Let’s be honest, forecasts are just educated guesses.

And when it comes to  growth markets like electric vehicles and battery storage, these forecasts — especially long term ones — are made redundant pretty quickly.

Stationary storage systems are big batteries often designed to store excess power from the power grid, including from renewable sources. They also includes residential and industrial ‘behind the meter’ systems.

Analysts and industry insiders are frequently adjusting stationary storage projections upwards.

Bloomberg New Energy Finance (BNEF), for example, has significantly increased its forecast for global deployment of behind-the-meter and grid-scale batteries over the coming decades.

In 2016, BNEF predicted 25GW of installed storage by 2028, and for the market to be worth $US250 billion by 2040.

This article called it an “ambitious forecast”.

In 2017, it predicted 125GW of batteries would be sold for global energy storage by 2030.

In November 2018 it revised those figures again — global installed battery storage capacity could reach 100GW as early as 2025, it said, with 300GW breached around 2030.

By 2040, BNEF predicted the global energy storage market would grow to a cumulative 942GW worth about $US620 billion in investment over the next 22 years.

Yesterday, BNEF released its latest update for global energy storage out to 2040 and guess what?

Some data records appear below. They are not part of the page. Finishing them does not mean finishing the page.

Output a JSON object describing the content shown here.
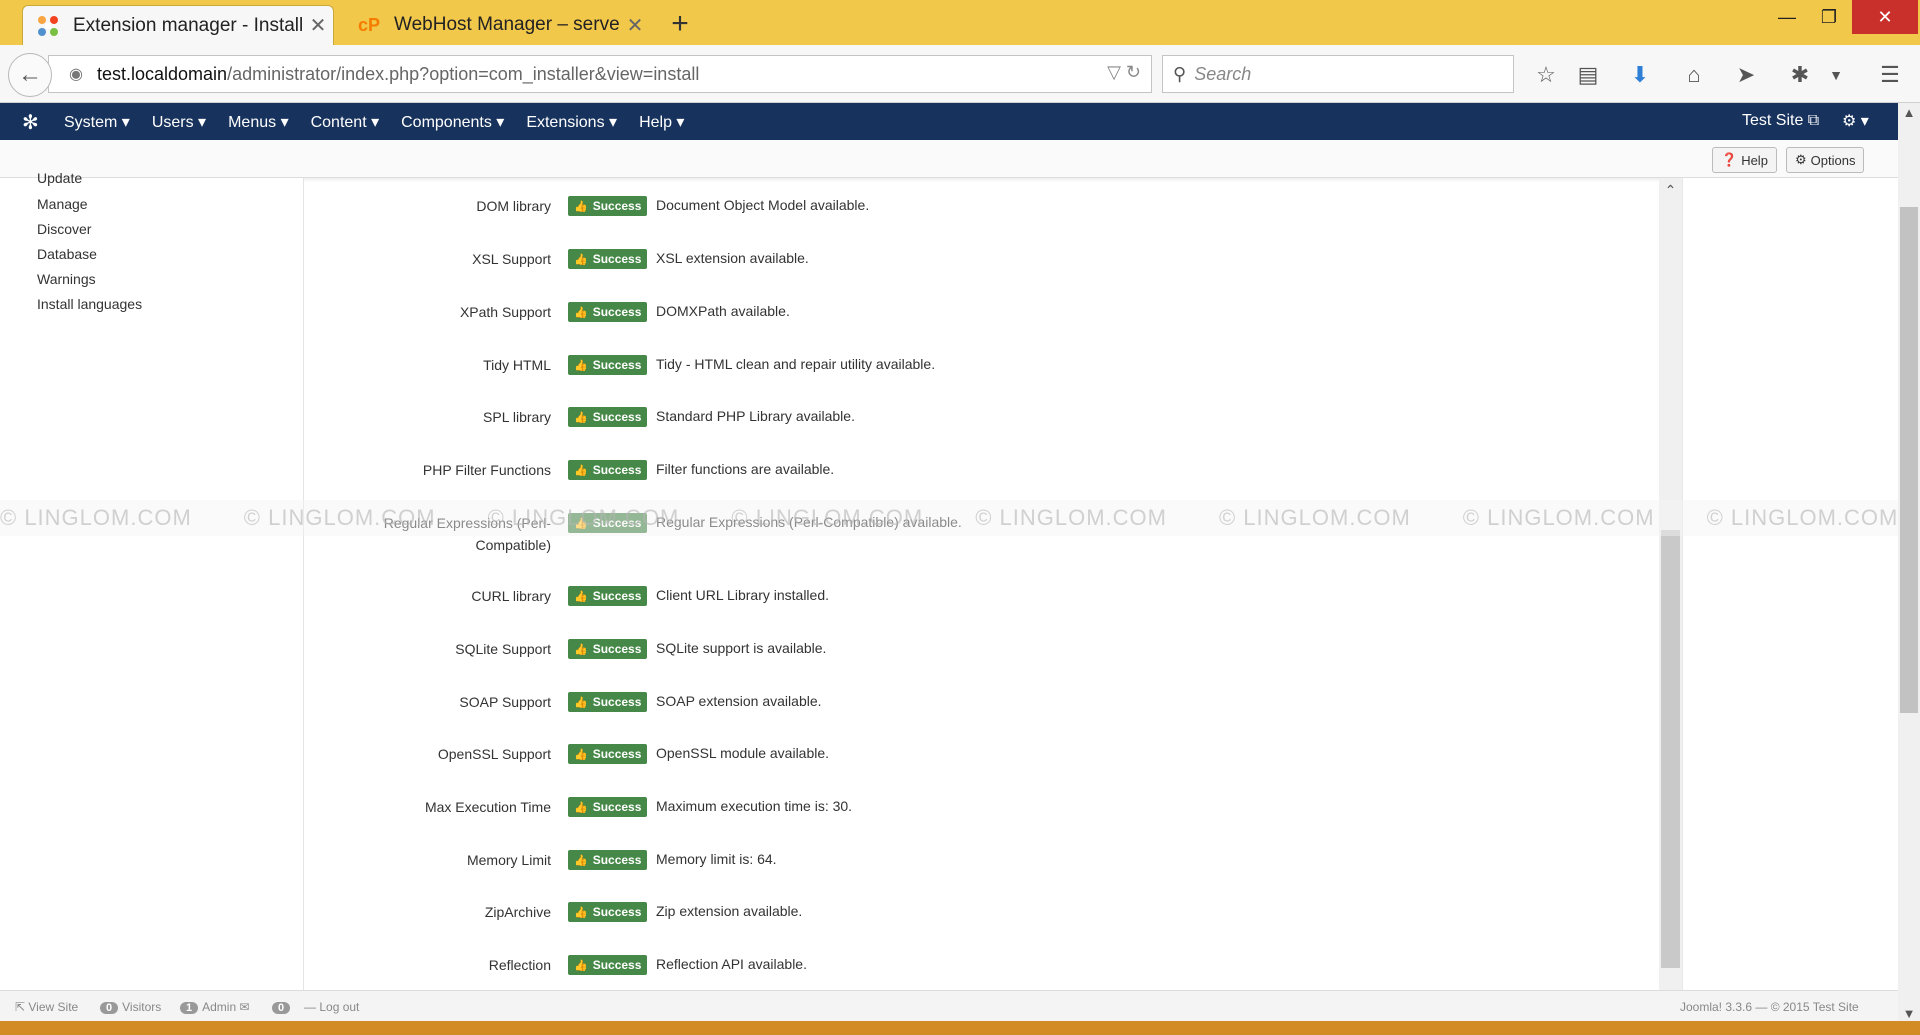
{
  "browser": {
    "tabs": [
      {
        "title": "Extension manager - Install",
        "active": true
      },
      {
        "title": "WebHost Manager – server",
        "active": false
      }
    ],
    "new_tab": "+",
    "url_host": "test.localdomain",
    "url_path": "/administrator/index.php?option=com_installer&view=install",
    "search_placeholder": "Search"
  },
  "joomla_nav": {
    "menu": [
      "System ▾",
      "Users ▾",
      "Menus ▾",
      "Content ▾",
      "Components ▾",
      "Extensions ▾",
      "Help ▾"
    ],
    "site_link": "Test Site ⧉",
    "settings": "⚙ ▾"
  },
  "toolbar": {
    "help": "Help",
    "options": "Options"
  },
  "sidebar": [
    "Update",
    "Manage",
    "Discover",
    "Database",
    "Warnings",
    "Install languages"
  ],
  "status_label": "Success",
  "checks": [
    {
      "label": "DOM library",
      "desc": "Document Object Model available."
    },
    {
      "label": "XSL Support",
      "desc": "XSL extension available."
    },
    {
      "label": "XPath Support",
      "desc": "DOMXPath available."
    },
    {
      "label": "Tidy HTML",
      "desc": "Tidy - HTML clean and repair utility available."
    },
    {
      "label": "SPL library",
      "desc": "Standard PHP Library available."
    },
    {
      "label": "PHP Filter Functions",
      "desc": "Filter functions are available."
    },
    {
      "label": "Regular Expressions (Perl-Compatible)",
      "desc": "Regular Expressions (Perl-Compatible) available."
    },
    {
      "label": "CURL library",
      "desc": "Client URL Library installed."
    },
    {
      "label": "SQLite Support",
      "desc": "SQLite support is available."
    },
    {
      "label": "SOAP Support",
      "desc": "SOAP extension available."
    },
    {
      "label": "OpenSSL Support",
      "desc": "OpenSSL module available."
    },
    {
      "label": "Max Execution Time",
      "desc": "Maximum execution time is: 30."
    },
    {
      "label": "Memory Limit",
      "desc": "Memory limit is: 64."
    },
    {
      "label": "ZipArchive",
      "desc": "Zip extension available."
    },
    {
      "label": "Reflection",
      "desc": "Reflection API available."
    }
  ],
  "status_bar": {
    "view_site": "View Site",
    "visitors_count": "0",
    "visitors": "Visitors",
    "admin_count": "1",
    "admin": "Admin",
    "messages_count": "0",
    "logout": "Log out",
    "version": "Joomla! 3.3.6 — © 2015 Test Site"
  },
  "watermark": "© LINGLOM.COM"
}
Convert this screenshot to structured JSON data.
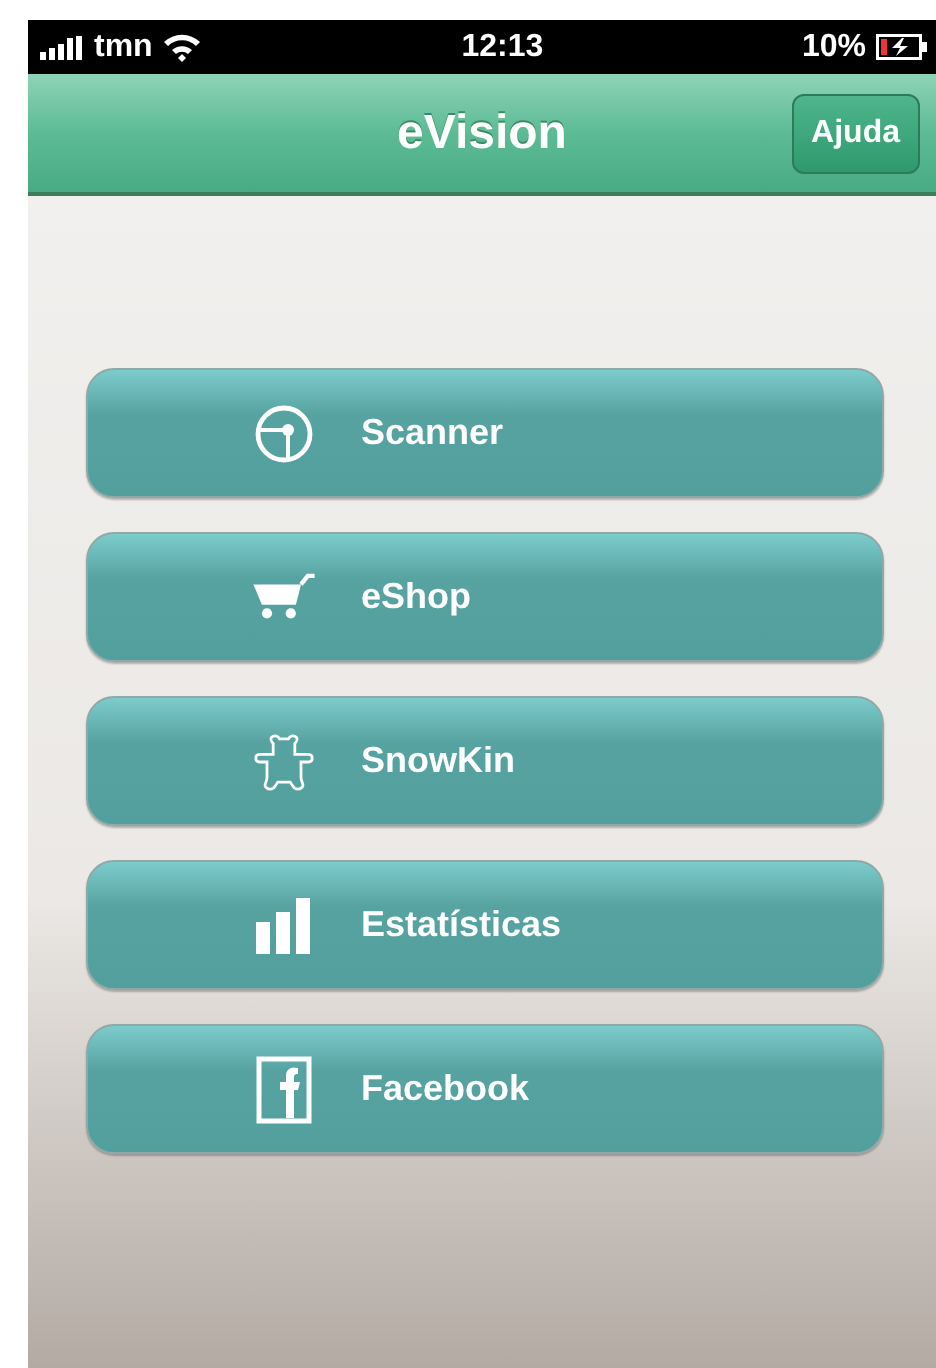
{
  "status_bar": {
    "carrier": "tmn",
    "time": "12:13",
    "battery": "10%"
  },
  "nav_bar": {
    "title": "eVision",
    "button": "Ajuda"
  },
  "menu": [
    {
      "label": "Scanner",
      "kind": "scanner"
    },
    {
      "label": "eShop",
      "kind": "cart"
    },
    {
      "label": "SnowKin",
      "kind": "bear"
    },
    {
      "label": "Estatísticas",
      "kind": "stats"
    },
    {
      "label": "Facebook",
      "kind": "facebook"
    }
  ]
}
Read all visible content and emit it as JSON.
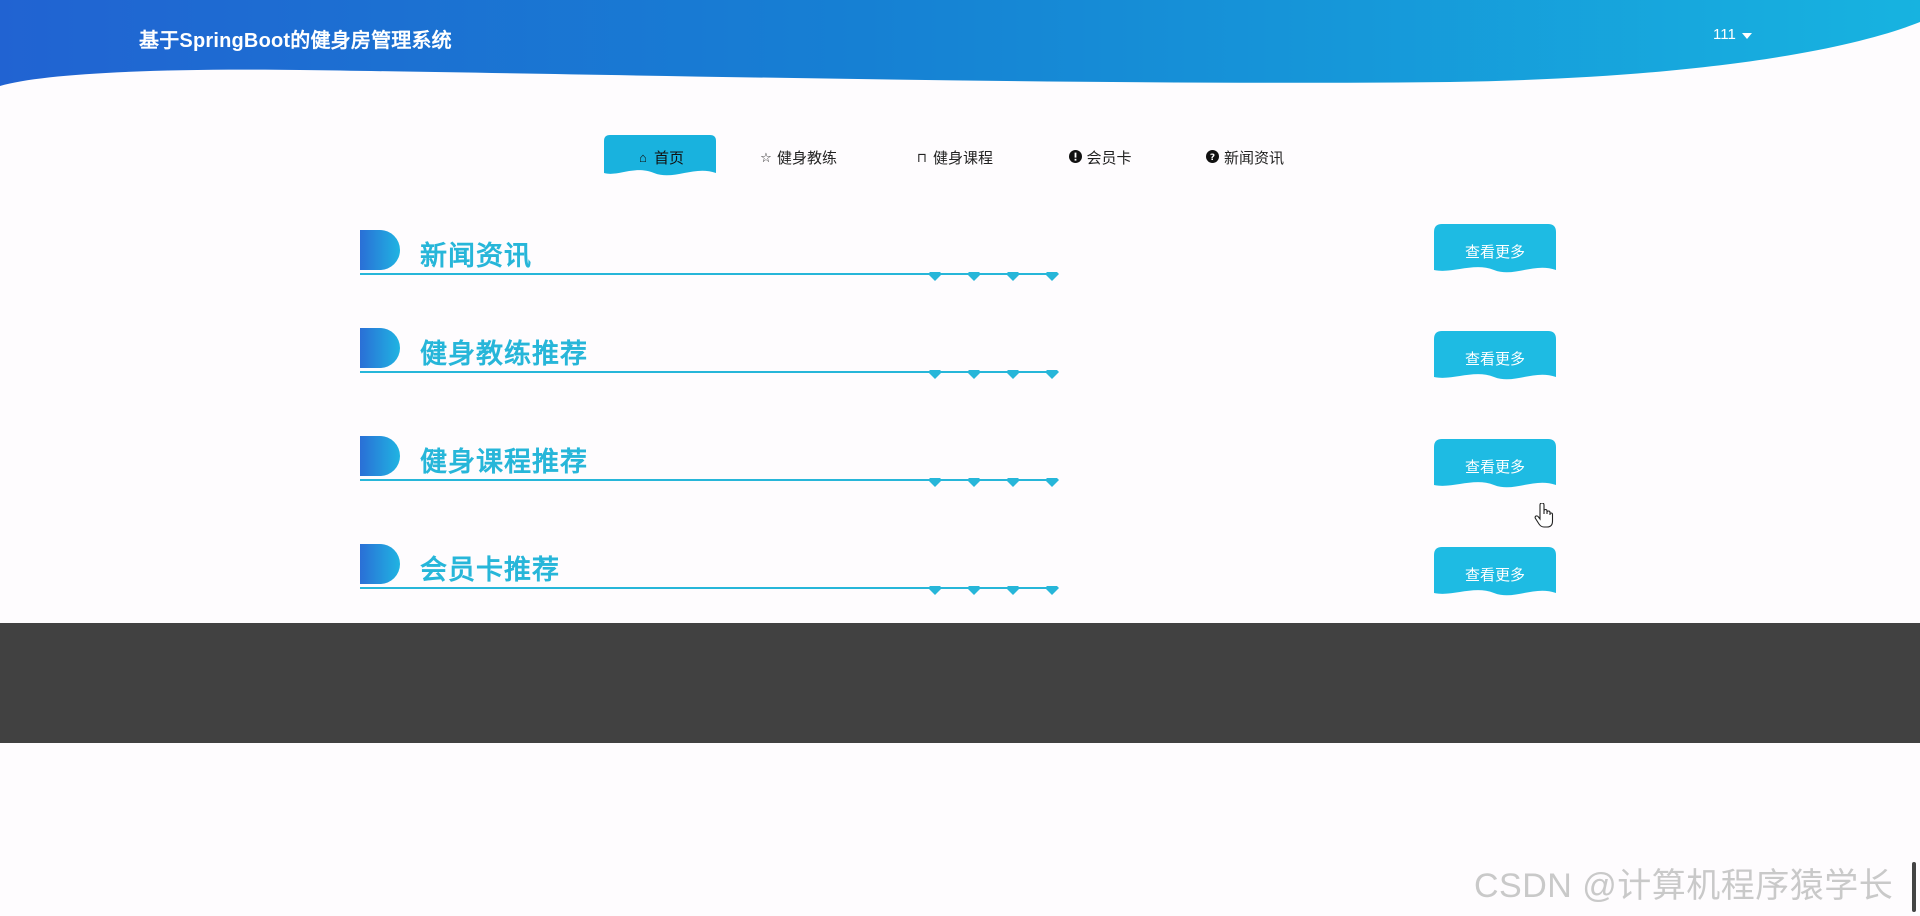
{
  "header": {
    "title": "基于SpringBoot的健身房管理系统",
    "user": "111"
  },
  "nav": {
    "items": [
      {
        "label": "首页",
        "icon": "home-icon",
        "glyph": "⌂",
        "active": true
      },
      {
        "label": "健身教练",
        "icon": "star-icon",
        "glyph": "☆",
        "active": false
      },
      {
        "label": "健身课程",
        "icon": "bag-icon",
        "glyph": "⊓",
        "active": false
      },
      {
        "label": "会员卡",
        "icon": "exclamation-circle-icon",
        "glyph": "!",
        "active": false
      },
      {
        "label": "新闻资讯",
        "icon": "question-circle-icon",
        "glyph": "?",
        "active": false
      }
    ]
  },
  "sections": [
    {
      "title": "新闻资讯",
      "more_label": "查看更多"
    },
    {
      "title": "健身教练推荐",
      "more_label": "查看更多"
    },
    {
      "title": "健身课程推荐",
      "more_label": "查看更多"
    },
    {
      "title": "会员卡推荐",
      "more_label": "查看更多"
    }
  ],
  "watermark": "CSDN @计算机程序猿学长",
  "colors": {
    "header_start": "#1f63d3",
    "header_end": "#1ab0e0",
    "accent": "#27b6d9",
    "footer": "#414141"
  }
}
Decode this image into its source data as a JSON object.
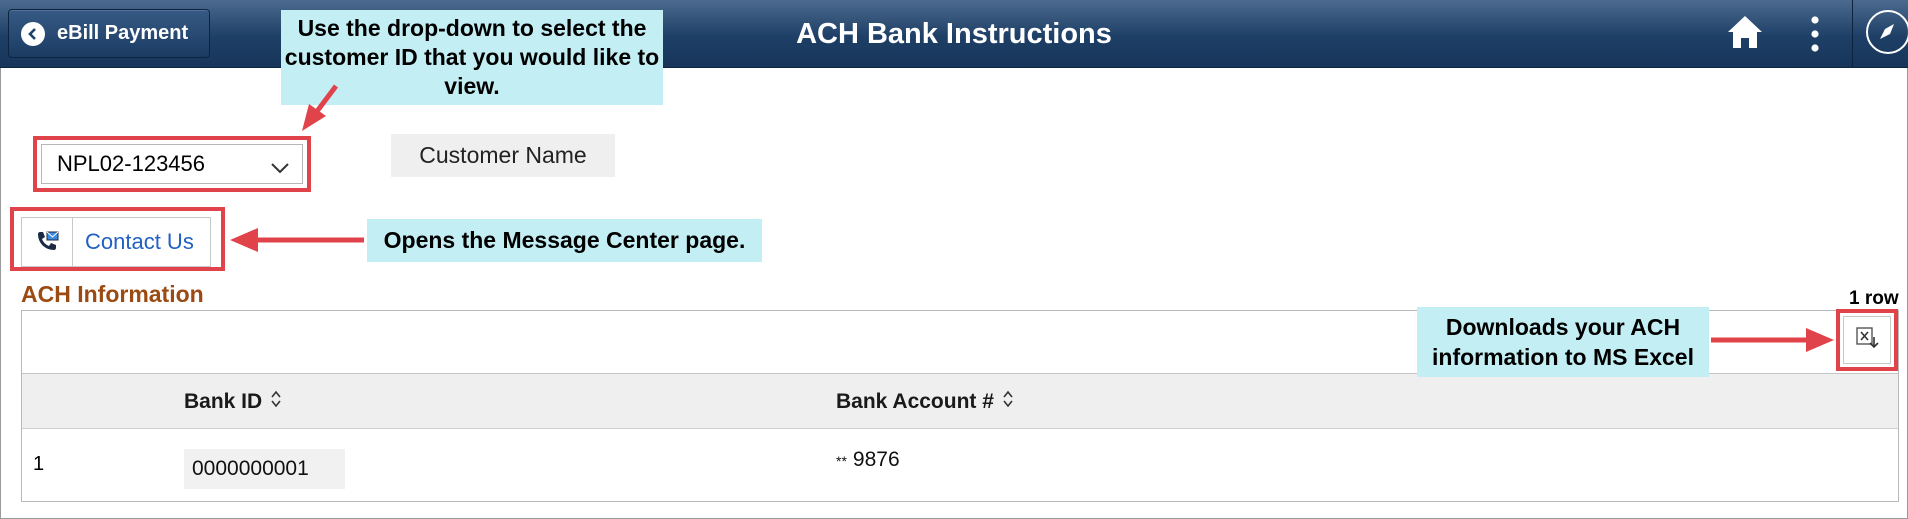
{
  "header": {
    "back_label": "eBill Payment",
    "title": "ACH Bank Instructions",
    "home_icon": "home-icon",
    "actions_icon": "kebab-menu-icon",
    "nav_icon": "navbar-compass-icon",
    "colors": {
      "bar_top": "#4b6a8e",
      "bar_bottom": "#17355a"
    }
  },
  "customer": {
    "id_prefix": "NPL02-",
    "id_value": "123456",
    "name_label": "Customer Name"
  },
  "contact": {
    "label": "Contact Us",
    "icon": "phone-mail-icon"
  },
  "ach": {
    "section_title": "ACH Information",
    "row_count": "1 row",
    "columns": [
      "Bank ID",
      "Bank Account #"
    ],
    "rows": [
      {
        "num": "1",
        "bank_id": "0000000001",
        "mask": "**",
        "account": "9876"
      }
    ],
    "excel_icon": "excel-download-icon"
  },
  "callouts": {
    "dropdown": "Use the drop-down to select the customer ID that you would like to view.",
    "contact": "Opens the Message Center page.",
    "excel": "Downloads your ACH information to MS Excel"
  },
  "colors": {
    "callout_bg": "#c3eef3",
    "highlight_border": "#e0434a",
    "section_title": "#9b4a12",
    "link": "#2260c4"
  }
}
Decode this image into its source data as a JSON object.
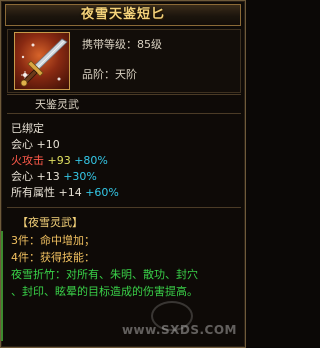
{
  "item": {
    "name": "夜雪天鉴短匕",
    "level_label": "携带等级：85级",
    "quality_label": "品阶：天阶",
    "section_title": "天鉴灵武"
  },
  "attributes": {
    "bound": "已绑定",
    "rows": [
      {
        "name": "会心",
        "value": "+10",
        "bonus": ""
      },
      {
        "name": "火攻击",
        "value": "+93",
        "bonus": "+80%"
      },
      {
        "name": "会心",
        "value": "+13",
        "bonus": "+30%"
      },
      {
        "name": "所有属性",
        "value": "+14",
        "bonus": "+60%"
      }
    ]
  },
  "set": {
    "title": "【夜雪灵武】",
    "line3": "3件：命中增加；",
    "line4": "4件：获得技能：",
    "skill_desc_1": "夜雪折竹：对所有、朱明、散功、封穴",
    "skill_desc_2": "、封印、眩晕的目标造成的伤害提高。"
  },
  "watermark": "www.SXDS.COM",
  "colors": {
    "title": "#f4d27a",
    "fire_attack": "#ff5a4a",
    "bonus": "#34c7e6",
    "set_desc": "#39d048"
  }
}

Their predictions are skewed to the upside once again.

It now predicts energy storage installations around the world will multiply exponentially to 1095GW by 2040.

This 122-fold boom of stationary energy storage over the next two decades will require an estimated $US662 billion of investment.

The new Energy Storage Outlook 2019 also predicts a further halving of lithium-ion battery costs per kilowatt-hour by 2030, as demand takes off in stationary storage and electric vehicles.

“Two big changes this year are that we have raised our estimate of the investment that will go into energy storage by 2040 by more than $40 billion, and that we now think the majority of new capacity will be utility-scale, rather than behind-the-meter at homes and businesses,” BNEF analyst Yayoi Sekine says.

There is a fundamental transition developing in the power system and transportation sector, BNEF says, as wind and solar are set to make up almost 40 per cent of world electricity in 2040, up from 7 per cent today.

Batteries will increasingly be chosen to manage this dynamic supply and demand mix.


… And along comes the Megapack

Pic: Tesla.

This week, Tesla unveiled a stationary storage disruptor called the Megapack.

This is a utility scale monster. Using Megapack, Tesla reckons it can deploy a 250 MW, 1 GWh power plant in less than three months on a three-acre footprint – four times faster than a traditional fossil fuel power plant of that size.

1 Gigawatt hour (GWh) project provides enough power to keep the lights on at every home in San Francisco for six hours.

And this larger battery pack has a 60 per cent increase in energy density over the current Powerpack; the type used at the ground-breaking Hornsdale installation in South Australia.

“In the past year alone, we have installed more than 1 GWh of global storage capacity with our current storage products, Powerwall and Powerpack, bringing our total global footprint to more than 2 GWh of cumulative storage,” Telsa says.

“With Megapack, this number will continue to accelerate exponentially in the coming years.”